Monday, May. 27, 1940
Back to his old job as flagman on the Dallas-Tulsa freight run of the St. Louis-San Francisco Railroad, after being laid off month ago for a minor infringement of rules, went Ora Thomas Hutt of Sapulpa, Okla., father-in-law of Thomas E. Dewey.
In Paris, a court seized 100 shares of Suez Canal Company stock owned by crafty Nazi Propaganda Minister Paul Joseph Goebbels-who had been regularly receiving interest through the Banque Generate du Luxembourg.

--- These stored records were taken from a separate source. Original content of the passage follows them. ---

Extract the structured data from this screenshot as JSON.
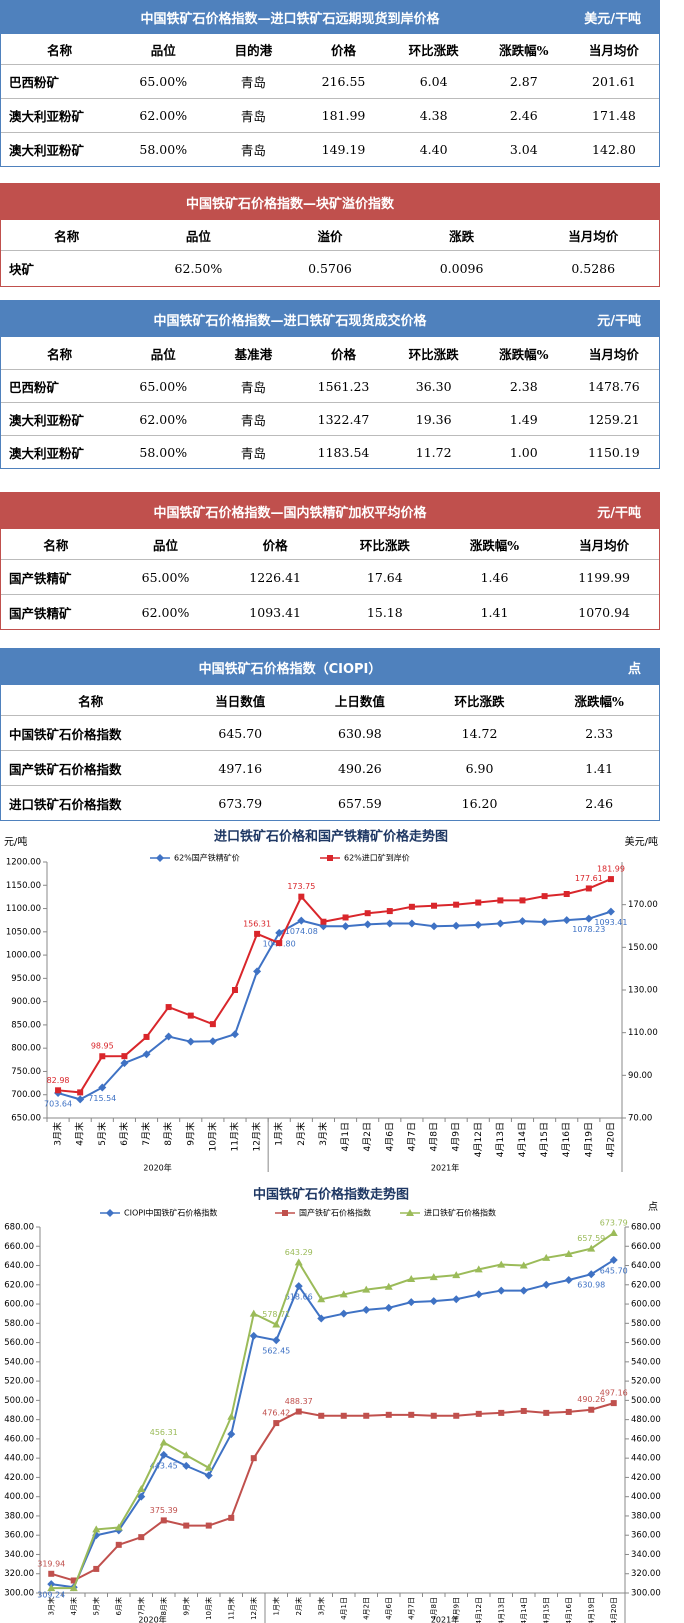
{
  "tables": [
    {
      "title": "中国铁矿石价格指数—进口铁矿石远期现货到岸价格",
      "unit": "美元/干吨",
      "color": "#4f81bd",
      "columns": [
        "名称",
        "品位",
        "目的港",
        "价格",
        "环比涨跌",
        "涨跌幅%",
        "当月均价"
      ],
      "rows": [
        [
          "巴西粉矿",
          "65.00%",
          "青岛",
          "216.55",
          "6.04",
          "2.87",
          "201.61"
        ],
        [
          "澳大利亚粉矿",
          "62.00%",
          "青岛",
          "181.99",
          "4.38",
          "2.46",
          "171.48"
        ],
        [
          "澳大利亚粉矿",
          "58.00%",
          "青岛",
          "149.19",
          "4.40",
          "3.04",
          "142.80"
        ]
      ]
    },
    {
      "title": "中国铁矿石价格指数—块矿溢价指数",
      "color": "#c0504d",
      "columns": [
        "名称",
        "品位",
        "溢价",
        "涨跌",
        "当月均价"
      ],
      "rows": [
        [
          "块矿",
          "62.50%",
          "0.5706",
          "0.0096",
          "0.5286"
        ]
      ]
    },
    {
      "title": "中国铁矿石价格指数—进口铁矿石现货成交价格",
      "unit": "元/干吨",
      "color": "#4f81bd",
      "columns": [
        "名称",
        "品位",
        "基准港",
        "价格",
        "环比涨跌",
        "涨跌幅%",
        "当月均价"
      ],
      "rows": [
        [
          "巴西粉矿",
          "65.00%",
          "青岛",
          "1561.23",
          "36.30",
          "2.38",
          "1478.76"
        ],
        [
          "澳大利亚粉矿",
          "62.00%",
          "青岛",
          "1322.47",
          "19.36",
          "1.49",
          "1259.21"
        ],
        [
          "澳大利亚粉矿",
          "58.00%",
          "青岛",
          "1183.54",
          "11.72",
          "1.00",
          "1150.19"
        ]
      ]
    },
    {
      "title": "中国铁矿石价格指数—国内铁精矿加权平均价格",
      "unit": "元/干吨",
      "color": "#c0504d",
      "columns": [
        "名称",
        "品位",
        "价格",
        "环比涨跌",
        "涨跌幅%",
        "当月均价"
      ],
      "rows": [
        [
          "国产铁精矿",
          "65.00%",
          "1226.41",
          "17.64",
          "1.46",
          "1199.99"
        ],
        [
          "国产铁精矿",
          "62.00%",
          "1093.41",
          "15.18",
          "1.41",
          "1070.94"
        ]
      ]
    },
    {
      "title": "中国铁矿石价格指数（CIOPI）",
      "unit": "点",
      "color": "#4f81bd",
      "columns": [
        "名称",
        "当日数值",
        "上日数值",
        "环比涨跌",
        "涨跌幅%"
      ],
      "rows": [
        [
          "中国铁矿石价格指数",
          "645.70",
          "630.98",
          "14.72",
          "2.33"
        ],
        [
          "国产铁矿石价格指数",
          "497.16",
          "490.26",
          "6.90",
          "1.41"
        ],
        [
          "进口铁矿石价格指数",
          "673.79",
          "657.59",
          "16.20",
          "2.46"
        ]
      ]
    }
  ],
  "chart_data": [
    {
      "type": "line",
      "title": "进口铁矿石价格和国产铁精矿价格走势图",
      "ylabel": "元/吨",
      "y2label": "美元/吨",
      "grid": false,
      "categories": [
        "3月末",
        "4月末",
        "5月末",
        "6月末",
        "7月末",
        "8月末",
        "9月末",
        "10月末",
        "11月末",
        "12月末",
        "1月末",
        "2月末",
        "3月末",
        "4月1日",
        "4月2日",
        "4月6日",
        "4月7日",
        "4月8日",
        "4月9日",
        "4月12日",
        "4月13日",
        "4月14日",
        "4月15日",
        "4月16日",
        "4月19日",
        "4月20日"
      ],
      "x_groups": [
        {
          "label": "2020年",
          "first": 0,
          "last": 9
        },
        {
          "label": "2021年",
          "first": 10,
          "last": 25
        }
      ],
      "ylim": [
        650,
        1200
      ],
      "yticks": [
        {
          "value": 650,
          "label": "650.00"
        },
        {
          "value": 700,
          "label": "700.00"
        },
        {
          "value": 750,
          "label": "750.00"
        },
        {
          "value": 800,
          "label": "800.00"
        },
        {
          "value": 850,
          "label": "850.00"
        },
        {
          "value": 900,
          "label": "900.00"
        },
        {
          "value": 950,
          "label": "950.00"
        },
        {
          "value": 1000,
          "label": "1000.00"
        },
        {
          "value": 1050,
          "label": "1050.00"
        },
        {
          "value": 1100,
          "label": "1100.00"
        },
        {
          "value": 1150,
          "label": "1150.00"
        },
        {
          "value": 1200,
          "label": "1200.00"
        }
      ],
      "y2lim": [
        70,
        190
      ],
      "y2ticks": [
        {
          "value": 70,
          "label": "70.00"
        },
        {
          "value": 90,
          "label": "90.00"
        },
        {
          "value": 110,
          "label": "110.00"
        },
        {
          "value": 130,
          "label": "130.00"
        },
        {
          "value": 150,
          "label": "150.00"
        },
        {
          "value": 170,
          "label": "170.00"
        }
      ],
      "series": [
        {
          "name": "62%国产铁精矿价",
          "color": "#3f72c4",
          "marker": "diamond",
          "label_position": "below",
          "values": [
            703.64,
            690,
            715.54,
            768,
            787,
            825,
            814,
            815,
            830,
            965,
            1047.8,
            1074.08,
            1062,
            1062,
            1066,
            1068,
            1068,
            1062,
            1063,
            1065,
            1068,
            1073,
            1071,
            1075,
            1078.23,
            1093.41
          ],
          "value_labels": [
            "703.64",
            null,
            "715.54",
            null,
            null,
            null,
            null,
            null,
            null,
            null,
            "1047.80",
            "1074.08",
            null,
            null,
            null,
            null,
            null,
            null,
            null,
            null,
            null,
            null,
            null,
            null,
            "1078.23",
            "1093.41"
          ]
        },
        {
          "name": "62%进口矿到岸价",
          "color": "#d9262b",
          "marker": "square",
          "axis": "y2",
          "label_position": "above",
          "values": [
            82.98,
            82,
            98.95,
            99,
            108,
            122,
            118,
            114,
            130,
            156.31,
            152,
            173.75,
            162,
            164,
            166,
            167,
            169,
            169.5,
            170,
            171,
            172,
            172,
            174,
            175,
            177.61,
            181.99
          ],
          "value_labels": [
            "82.98",
            null,
            "98.95",
            null,
            null,
            null,
            null,
            null,
            null,
            "156.31",
            null,
            "173.75",
            null,
            null,
            null,
            null,
            null,
            null,
            null,
            null,
            null,
            null,
            null,
            null,
            "177.61",
            "181.99"
          ]
        }
      ]
    },
    {
      "type": "line",
      "title": "中国铁矿石价格指数走势图",
      "y2label": "点",
      "grid": false,
      "categories": [
        "3月末",
        "4月末",
        "5月末",
        "6月末",
        "7月末",
        "8月末",
        "9月末",
        "10月末",
        "11月末",
        "12月末",
        "1月末",
        "2月末",
        "3月末",
        "4月1日",
        "4月2日",
        "4月6日",
        "4月7日",
        "4月8日",
        "4月9日",
        "4月12日",
        "4月13日",
        "4月14日",
        "4月15日",
        "4月16日",
        "4月19日",
        "4月20日"
      ],
      "x_groups": [
        {
          "label": "2020年",
          "first": 0,
          "last": 9
        },
        {
          "label": "2021年",
          "first": 10,
          "last": 25
        }
      ],
      "ylim": [
        300,
        680
      ],
      "yticks": [
        {
          "value": 300,
          "label": "300.00"
        },
        {
          "value": 320,
          "label": "320.00"
        },
        {
          "value": 340,
          "label": "340.00"
        },
        {
          "value": 360,
          "label": "360.00"
        },
        {
          "value": 380,
          "label": "380.00"
        },
        {
          "value": 400,
          "label": "400.00"
        },
        {
          "value": 420,
          "label": "420.00"
        },
        {
          "value": 440,
          "label": "440.00"
        },
        {
          "value": 460,
          "label": "460.00"
        },
        {
          "value": 480,
          "label": "480.00"
        },
        {
          "value": 500,
          "label": "500.00"
        },
        {
          "value": 520,
          "label": "520.00"
        },
        {
          "value": 540,
          "label": "540.00"
        },
        {
          "value": 560,
          "label": "560.00"
        },
        {
          "value": 580,
          "label": "580.00"
        },
        {
          "value": 600,
          "label": "600.00"
        },
        {
          "value": 620,
          "label": "620.00"
        },
        {
          "value": 640,
          "label": "640.00"
        },
        {
          "value": 660,
          "label": "660.00"
        },
        {
          "value": 680,
          "label": "680.00"
        }
      ],
      "y2lim": [
        300,
        680
      ],
      "y2ticks": [
        {
          "value": 300,
          "label": "300.00"
        },
        {
          "value": 320,
          "label": "320.00"
        },
        {
          "value": 340,
          "label": "340.00"
        },
        {
          "value": 360,
          "label": "360.00"
        },
        {
          "value": 380,
          "label": "380.00"
        },
        {
          "value": 400,
          "label": "400.00"
        },
        {
          "value": 420,
          "label": "420.00"
        },
        {
          "value": 440,
          "label": "440.00"
        },
        {
          "value": 460,
          "label": "460.00"
        },
        {
          "value": 480,
          "label": "480.00"
        },
        {
          "value": 500,
          "label": "500.00"
        },
        {
          "value": 520,
          "label": "520.00"
        },
        {
          "value": 540,
          "label": "540.00"
        },
        {
          "value": 560,
          "label": "560.00"
        },
        {
          "value": 580,
          "label": "580.00"
        },
        {
          "value": 600,
          "label": "600.00"
        },
        {
          "value": 620,
          "label": "620.00"
        },
        {
          "value": 640,
          "label": "640.00"
        },
        {
          "value": 660,
          "label": "660.00"
        },
        {
          "value": 680,
          "label": "680.00"
        }
      ],
      "series": [
        {
          "name": "CIOPI中国铁矿石价格指数",
          "color": "#3f72c4",
          "marker": "diamond",
          "label_position": "below",
          "values": [
            309.24,
            306,
            360,
            365,
            400,
            443.45,
            432,
            422,
            465,
            567,
            562.45,
            618.66,
            585,
            590,
            594,
            596,
            602,
            603,
            605,
            610,
            614,
            614,
            620,
            625,
            630.98,
            645.7
          ],
          "value_labels": [
            "309.24",
            null,
            null,
            null,
            null,
            "443.45",
            null,
            null,
            null,
            null,
            "562.45",
            "618.66",
            null,
            null,
            null,
            null,
            null,
            null,
            null,
            null,
            null,
            null,
            null,
            null,
            "630.98",
            "645.70"
          ]
        },
        {
          "name": "国产铁矿石价格指数",
          "color": "#c0504d",
          "marker": "square",
          "label_position": "above",
          "values": [
            319.94,
            313,
            325,
            350,
            358,
            375.39,
            370,
            370,
            378,
            440,
            476.42,
            488.37,
            484,
            484,
            484,
            485,
            485,
            484,
            484,
            486,
            487,
            489,
            487,
            488,
            490.26,
            497.16
          ],
          "value_labels": [
            "319.94",
            null,
            null,
            null,
            null,
            "375.39",
            null,
            null,
            null,
            null,
            "476.42",
            "488.37",
            null,
            null,
            null,
            null,
            null,
            null,
            null,
            null,
            null,
            null,
            null,
            null,
            "490.26",
            "497.16"
          ]
        },
        {
          "name": "进口铁矿石价格指数",
          "color": "#9bbb59",
          "marker": "triangle",
          "label_position": "above",
          "values": [
            305,
            305,
            366,
            368,
            408,
            456.31,
            443,
            430,
            483,
            590,
            578.71,
            643.29,
            605,
            610,
            615,
            618,
            626,
            628,
            630,
            636,
            641,
            640,
            648,
            652,
            657.59,
            673.79
          ],
          "value_labels": [
            null,
            null,
            null,
            null,
            null,
            "456.31",
            null,
            null,
            null,
            null,
            "578.71",
            "643.29",
            null,
            null,
            null,
            null,
            null,
            null,
            null,
            null,
            null,
            null,
            null,
            null,
            "657.59",
            "673.79"
          ]
        }
      ]
    }
  ]
}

Comely Evelyn ("Evie") Robert, wife of Lawrence Wood ("Chip") Robert Jr., secretary of the Democratic National Committee, once kicked a portrait of herself full in the face, once threw a monster birthday party for her horse. In Washington last week Ringling Bros, and Barnum & Bailey circus made a deal with her: if Mrs. Robert appeared in one regular performance, the circus would give a benefit show for sick children. Game, Evie Robert dressed up as an Indian princess, timidly mounted, confidently squatted on the head of a much-enduring pachyderm.
Erudite Writer Mortimer J. Adler
(How to Read a Book), in a keynote address at the American Booksellers Convention, damned solitary reading as comparable to solitary drinking, clarioned a call for "bookish conviviality."
Mrs. Ole Hagen, wife of the U. S. Naval attache in Stockholm, landed in Manhattan carefully carrying a pouch which she had been told contained the ashes of Captain Robert M. Losey (U. S. attache killed in Dombas, Norway during a Nazi air raid). Opened, the pouch was found to contain affidavits of Losey's death, nothing else.
Critically ill of apoplexy in Port Chester, N. Y. lay ex-Explorer Dr. Frederick Albert Cook, 74, who insists he beat Peary to the North Pole on April 21, 1908. Convicted in 1923 of using the mails to defraud, he was paroled in 1930. On his sick bed he was informed last week (by his Explorer Friend Ralph Shainwald von Ahlefeldt) that President Roosevelt had granted him a full pardon, restored his civil rights. Gasped Dr. Cook: "Thanks -happy," sank back into a coma.
While a Purdue University professor of speech was listening to some old recordings of Franklin Roosevelt's voice coming to him over a private NBC radio channel, the President himself was making his Defense Speech to Congress (see p. 18). For five minutes, those of Manhattan's radio audience who were tuned in to WHN heard, not the start of the President's speech, but an excerpt from an old recording. Reason: WHN engineers, fiddling around for the President's broadcast, tuned in on the private channel, recognized the familiar voice, did not discover their mistake until five minutes later when the same voice boomed: "Tomorrow is Labor Day."
In Hollywood, Artist Richard Decker unveiled, with flourishes, his latest portrait: a smug, somewhat sinister Queen Victoria, with white wig, ample bosom, the unmistakable face of Funnyman W. C. Fields.
*If Other Decker "portraits": Harpo Marx as the Blue Boy, Fanny Brice as Mono, Lisa, Mickey Rooney as a Van Dyck sissy.